Multiscale Temporal Node Assortativity in Feature-rich Temporal Networks
Presenter: Yasaman Asgari
Abstract
The assortativity coefficient in static networks measures the tendency of nodes to connect to other nodes with similar or dissimilar attributes, such as age, gender, or political views. While extensively studied in static networks across fields like biology and social networks, its exploration in temporal networks remains limited. Citaro et al developed an assortativity measure for categorical attributes, but assortativity for scalar attributes has not been generalized to temporal networks yet. The typical approach often analyzes temporal networks by aggregating them into static snapshots, which overlook the temporal order of connections and may lead to misleading results.
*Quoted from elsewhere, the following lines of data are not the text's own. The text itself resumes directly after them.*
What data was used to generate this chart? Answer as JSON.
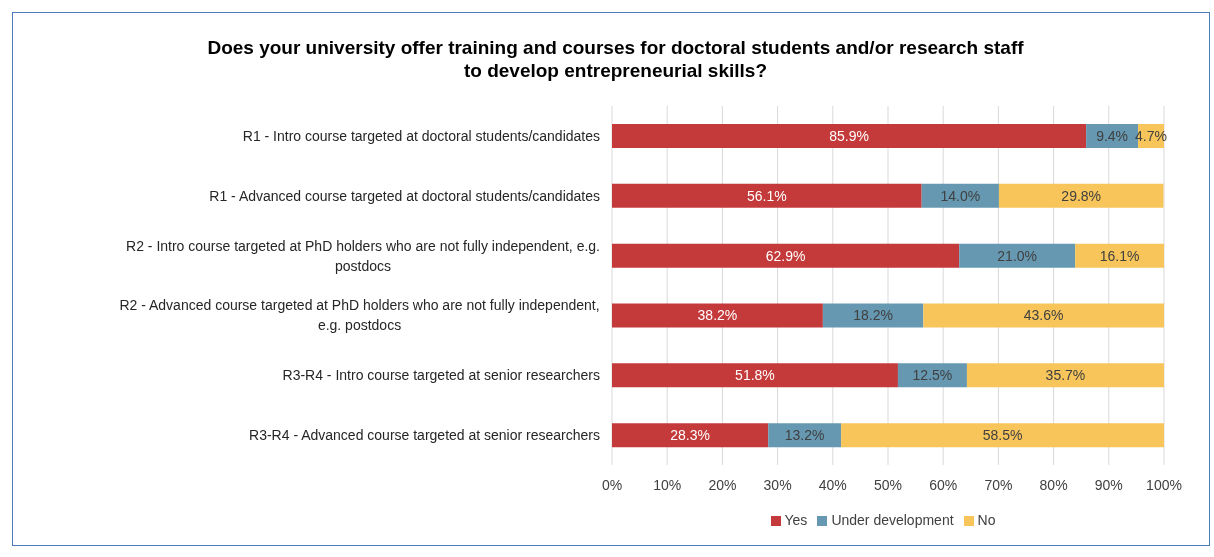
{
  "chart_data": {
    "type": "bar",
    "orientation": "horizontal",
    "stacked": true,
    "title": "Does your university offer training and courses for doctoral students and/or research staff to develop entrepreneurial skills?",
    "categories": [
      "R1 - Intro course targeted at doctoral students/candidates",
      "R1 - Advanced course targeted at doctoral students/candidates",
      "R2 - Intro course targeted at PhD holders who are not fully independent, e.g. postdocs",
      "R2 - Advanced course targeted at PhD holders who are not fully independent, e.g. postdocs",
      "R3-R4 - Intro course targeted at senior researchers",
      "R3-R4 - Advanced course targeted at senior researchers"
    ],
    "series": [
      {
        "name": "Yes",
        "color": "#c4393a",
        "values": [
          85.9,
          56.1,
          62.9,
          38.2,
          51.8,
          28.3
        ],
        "value_labels": [
          "85.9%",
          "56.1%",
          "62.9%",
          "38.2%",
          "51.8%",
          "28.3%"
        ]
      },
      {
        "name": "Under development",
        "color": "#6698b2",
        "values": [
          9.4,
          14.0,
          21.0,
          18.2,
          12.5,
          13.2
        ],
        "value_labels": [
          "9.4%",
          "14.0%",
          "21.0%",
          "18.2%",
          "12.5%",
          "13.2%"
        ]
      },
      {
        "name": "No",
        "color": "#f7c55a",
        "values": [
          4.7,
          29.8,
          16.1,
          43.6,
          35.7,
          58.5
        ],
        "value_labels": [
          "4.7%",
          "29.8%",
          "16.1%",
          "43.6%",
          "35.7%",
          "58.5%"
        ]
      }
    ],
    "xlim": [
      0,
      100
    ],
    "xticks": [
      {
        "value": 0,
        "label": "0%"
      },
      {
        "value": 10,
        "label": "10%"
      },
      {
        "value": 20,
        "label": "20%"
      },
      {
        "value": 30,
        "label": "30%"
      },
      {
        "value": 40,
        "label": "40%"
      },
      {
        "value": 50,
        "label": "50%"
      },
      {
        "value": 60,
        "label": "60%"
      },
      {
        "value": 70,
        "label": "70%"
      },
      {
        "value": 80,
        "label": "80%"
      },
      {
        "value": 90,
        "label": "90%"
      },
      {
        "value": 100,
        "label": "100%"
      }
    ],
    "grid": "x",
    "legend": "bottom"
  }
}
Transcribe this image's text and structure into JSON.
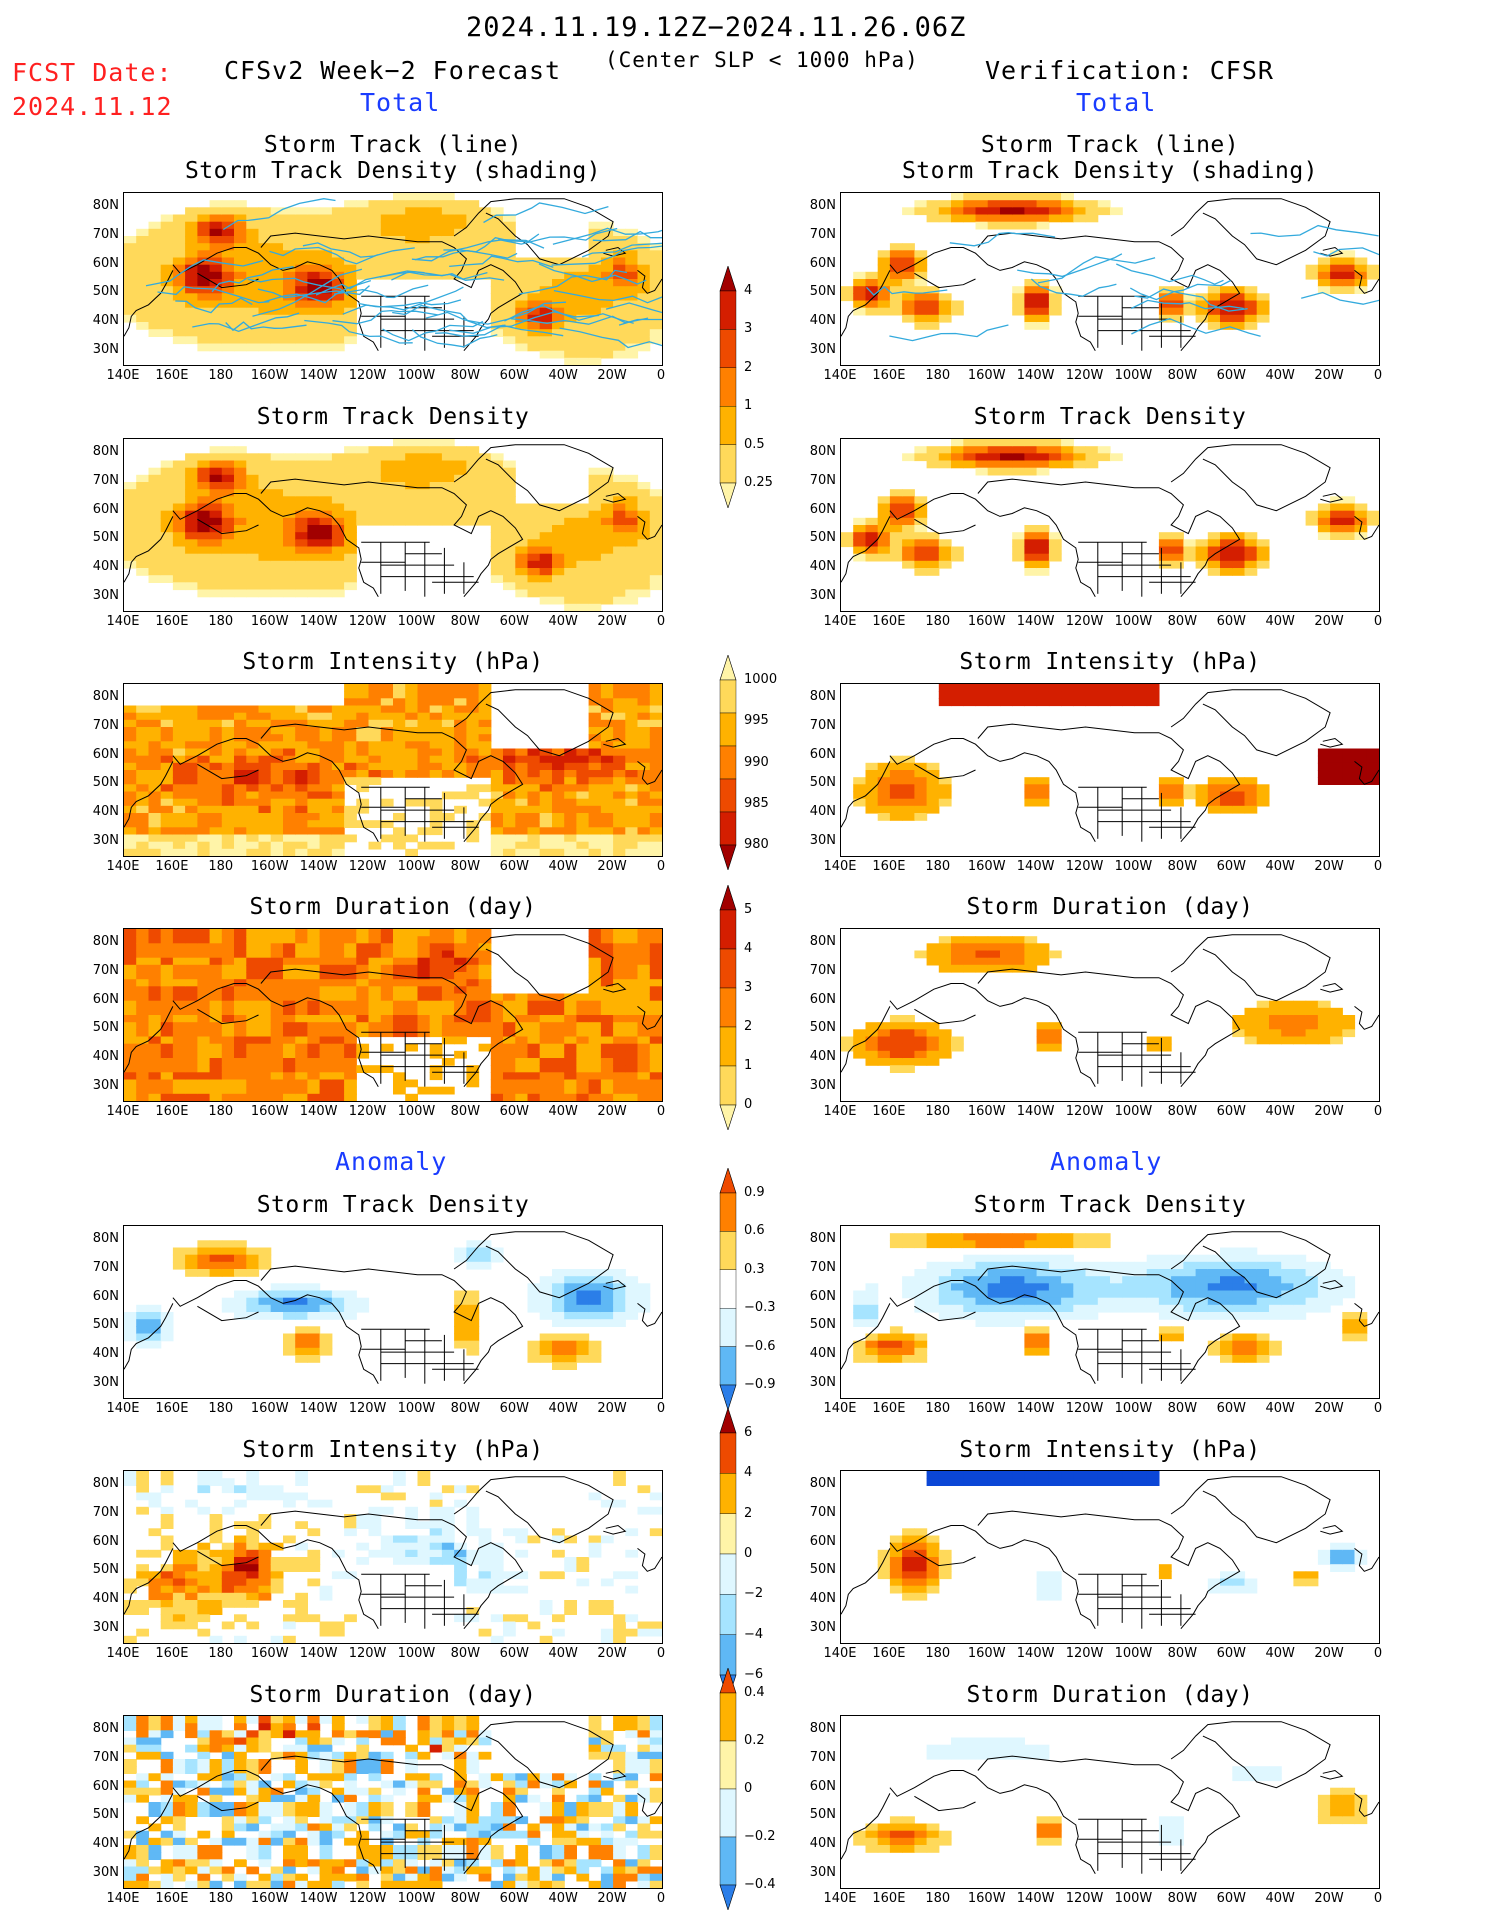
{
  "header": {
    "date_range": "2024.11.19.12Z−2024.11.26.06Z",
    "criterion": "(Center SLP < 1000 hPa)",
    "fcst_date_label": "FCST Date:",
    "fcst_date_value": "2024.11.12",
    "forecast_label": "CFSv2 Week−2 Forecast",
    "verification_label": "Verification: CFSR",
    "total_left": "Total",
    "total_right": "Total",
    "anomaly_left": "Anomaly",
    "anomaly_right": "Anomaly"
  },
  "panels": {
    "p1_line1": "Storm Track (line)",
    "p1_line2": "Storm Track Density (shading)",
    "density": "Storm Track Density",
    "intensity": "Storm Intensity (hPa)",
    "duration": "Storm Duration (day)"
  },
  "axes": {
    "lat_labels": [
      "80N",
      "70N",
      "60N",
      "50N",
      "40N",
      "30N"
    ],
    "lon_labels": [
      "140E",
      "160E",
      "180",
      "160W",
      "140W",
      "120W",
      "100W",
      "80W",
      "60W",
      "40W",
      "20W",
      "0"
    ]
  },
  "colorbars": {
    "density_total": [
      "4",
      "3",
      "2",
      "1",
      "0.5",
      "0.25"
    ],
    "intensity_total": [
      "1000",
      "995",
      "990",
      "985",
      "980"
    ],
    "duration_total": [
      "5",
      "4",
      "3",
      "2",
      "1",
      "0"
    ],
    "density_anom": [
      "0.9",
      "0.6",
      "0.3",
      "−0.3",
      "−0.6",
      "−0.9"
    ],
    "intensity_anom": [
      "6",
      "4",
      "2",
      "0",
      "−2",
      "−4",
      "−6"
    ],
    "duration_anom": [
      "0.4",
      "0.2",
      "0",
      "−0.2",
      "−0.4"
    ]
  },
  "colors": {
    "warm": [
      "#fff4a8",
      "#ffd95a",
      "#ffb200",
      "#ff8000",
      "#ee4a00",
      "#d41e00",
      "#a10000"
    ],
    "cool": [
      "#dff7ff",
      "#a6e4ff",
      "#5fb8f5",
      "#2b7ee8",
      "#0b46d6"
    ],
    "track_line": "#33aadd"
  }
}
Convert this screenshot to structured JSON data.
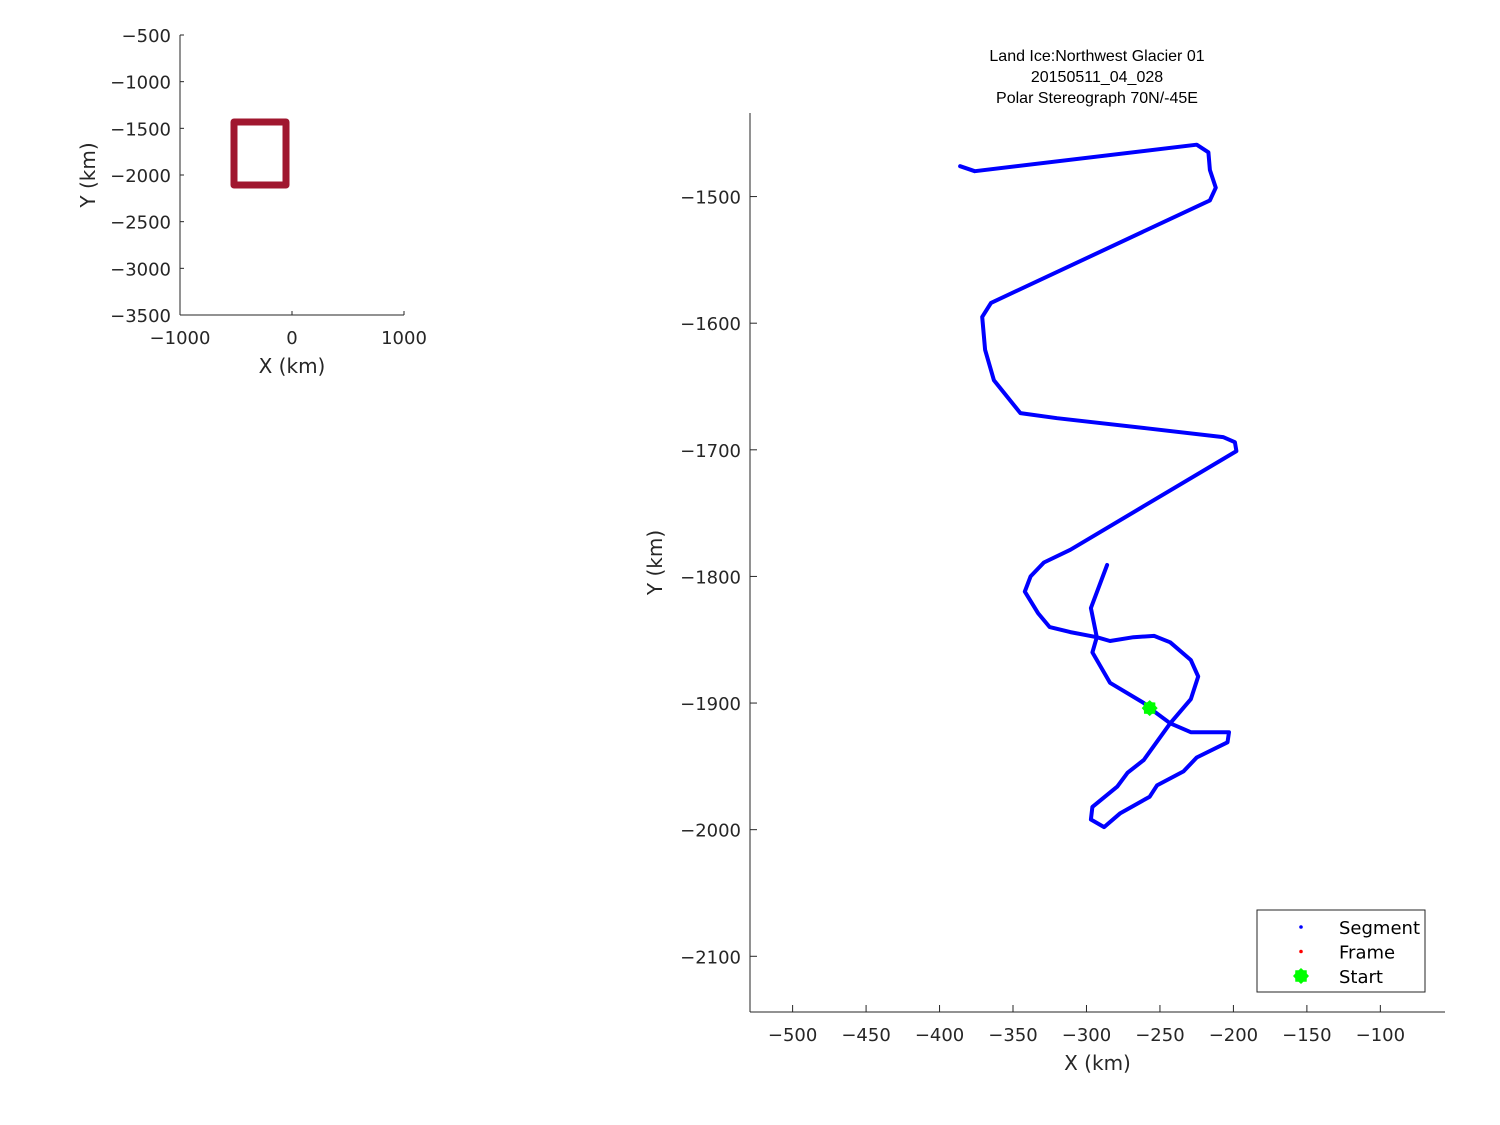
{
  "chart_data": [
    {
      "type": "line",
      "title": "",
      "xlabel": "X (km)",
      "ylabel": "Y (km)",
      "xlim": [
        -1000,
        1000
      ],
      "ylim": [
        -3500,
        -500
      ],
      "xticks": [
        -1000,
        0,
        1000
      ],
      "yticks": [
        -3500,
        -3000,
        -2500,
        -2000,
        -1500,
        -1000,
        -500
      ],
      "xtick_labels": [
        "−1000",
        "0",
        "1000"
      ],
      "ytick_labels": [
        "−3500",
        "−3000",
        "−2500",
        "−2000",
        "−1500",
        "−1000",
        "−500"
      ],
      "grid": false,
      "series": [
        {
          "color": "#a0172f",
          "x": [
            -518,
            -54,
            -54,
            -518,
            -518
          ],
          "y": [
            -1432,
            -1432,
            -2107,
            -2107,
            -1432
          ]
        }
      ]
    },
    {
      "type": "line",
      "title_lines": [
        "Land Ice:Northwest Glacier 01",
        "20150511_04_028",
        "Polar Stereograph 70N/-45E"
      ],
      "xlabel": "X (km)",
      "ylabel": "Y (km)",
      "xlim": [
        -529,
        -56
      ],
      "ylim": [
        -2144,
        -1434
      ],
      "xticks": [
        -500,
        -450,
        -400,
        -350,
        -300,
        -250,
        -200,
        -150,
        -100
      ],
      "yticks": [
        -2100,
        -2000,
        -1900,
        -1800,
        -1700,
        -1600,
        -1500
      ],
      "xtick_labels": [
        "−500",
        "−450",
        "−400",
        "−350",
        "−300",
        "−250",
        "−200",
        "−150",
        "−100"
      ],
      "ytick_labels": [
        "−2100",
        "−2000",
        "−1900",
        "−1800",
        "−1700",
        "−1600",
        "−1500"
      ],
      "grid": false,
      "legend_placement": "bottom-right",
      "legend": [
        {
          "label": "Segment",
          "color": "#0000ff",
          "marker": "dot"
        },
        {
          "label": "Frame",
          "color": "#ff0000",
          "marker": "dot"
        },
        {
          "label": "Start",
          "color": "#00ff00",
          "marker": "star"
        }
      ],
      "series": [
        {
          "name": "Segment",
          "color": "#0000ff",
          "x": [
            -286,
            -297,
            -293,
            -296,
            -284,
            -261,
            -257,
            -243,
            -229,
            -216,
            -203,
            -204,
            -225,
            -234,
            -252,
            -257,
            -277,
            -288,
            -297,
            -296,
            -279,
            -272,
            -261,
            -243,
            -229,
            -224,
            -229,
            -243,
            -254,
            -268,
            -284,
            -293,
            -311,
            -325,
            -333,
            -342,
            -338,
            -329,
            -311,
            -198,
            -199,
            -207,
            -259,
            -320,
            -345,
            -363,
            -369,
            -371,
            -365,
            -216,
            -212,
            -216,
            -217,
            -225,
            -376,
            -386
          ],
          "y": [
            -1791,
            -1825,
            -1848,
            -1860,
            -1884,
            -1900,
            -1904,
            -1916,
            -1923,
            -1923,
            -1923,
            -1931,
            -1943,
            -1954,
            -1965,
            -1974,
            -1987,
            -1998,
            -1992,
            -1982,
            -1966,
            -1955,
            -1945,
            -1916,
            -1897,
            -1879,
            -1866,
            -1852,
            -1847,
            -1848,
            -1851,
            -1848,
            -1844,
            -1840,
            -1829,
            -1812,
            -1800,
            -1789,
            -1779,
            -1701,
            -1694,
            -1690,
            -1683,
            -1675,
            -1671,
            -1645,
            -1621,
            -1595,
            -1584,
            -1503,
            -1493,
            -1479,
            -1465,
            -1459,
            -1480,
            -1476
          ]
        }
      ],
      "start": {
        "x": -257,
        "y": -1904,
        "color": "#00ff00"
      }
    }
  ]
}
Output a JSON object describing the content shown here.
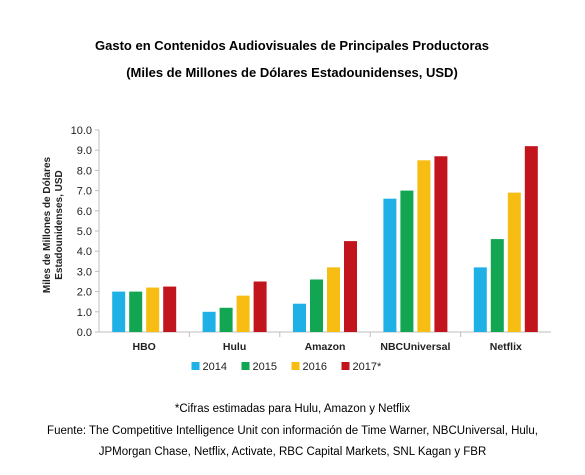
{
  "chart_data": {
    "type": "bar",
    "title": "Gasto en Contenidos Audiovisuales de Principales Productoras",
    "subtitle": "(Miles de Millones de Dólares Estadounidenses, USD)",
    "ylabel_line1": "Miles de Millones de Dólares",
    "ylabel_line2": "Estadounidenses, USD",
    "ylim": [
      0,
      10
    ],
    "yticks": [
      "0.0",
      "1.0",
      "2.0",
      "3.0",
      "4.0",
      "5.0",
      "6.0",
      "7.0",
      "8.0",
      "9.0",
      "10.0"
    ],
    "categories": [
      "HBO",
      "Hulu",
      "Amazon",
      "NBCUniversal",
      "Netflix"
    ],
    "series": [
      {
        "name": "2014",
        "color": "#1fb1e6",
        "values": [
          2.0,
          1.0,
          1.4,
          6.6,
          3.2
        ]
      },
      {
        "name": "2015",
        "color": "#12a652",
        "values": [
          2.0,
          1.2,
          2.6,
          7.0,
          4.6
        ]
      },
      {
        "name": "2016",
        "color": "#f7bd12",
        "values": [
          2.2,
          1.8,
          3.2,
          8.5,
          6.9
        ]
      },
      {
        "name": "2017*",
        "color": "#c2141c",
        "values": [
          2.25,
          2.5,
          4.5,
          8.7,
          9.2
        ]
      }
    ],
    "grid": false,
    "legend_position": "bottom"
  },
  "footnote": {
    "line1": "*Cifras estimadas para Hulu, Amazon y Netflix",
    "line2": "Fuente: The Competitive Intelligence Unit con información de Time Warner, NBCUniversal, Hulu,",
    "line3": "JPMorgan Chase, Netflix, Activate, RBC Capital Markets, SNL Kagan y FBR"
  }
}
To address this, we propose a multiscale temporal assortativity framework that captures the temporal intricacies of high-resolution temporal networks and can be applied to categorical and scalar attributes.Assortativity on static networks can be interpreted as the autocorrelation with a time lag of 1 of attributes visited by a random walker moving on the network. We generalized this idea to temporal networks by modeling a continuous-time random walk (CTRW) with jumping rate on fine-grained temporal networks and introduce temporal assortativity as the correlation of attributes visited by the random walker. We also derive a local temporal assortativity by considering CTRWs with initial probability localized on a specific node.Our framework generalizes assortativity measures for temporal networks that capture temporal and topological multi-scale effects. This is particularly valuable for understanding network generation processes and estimating the impact of homophily on network dynamics.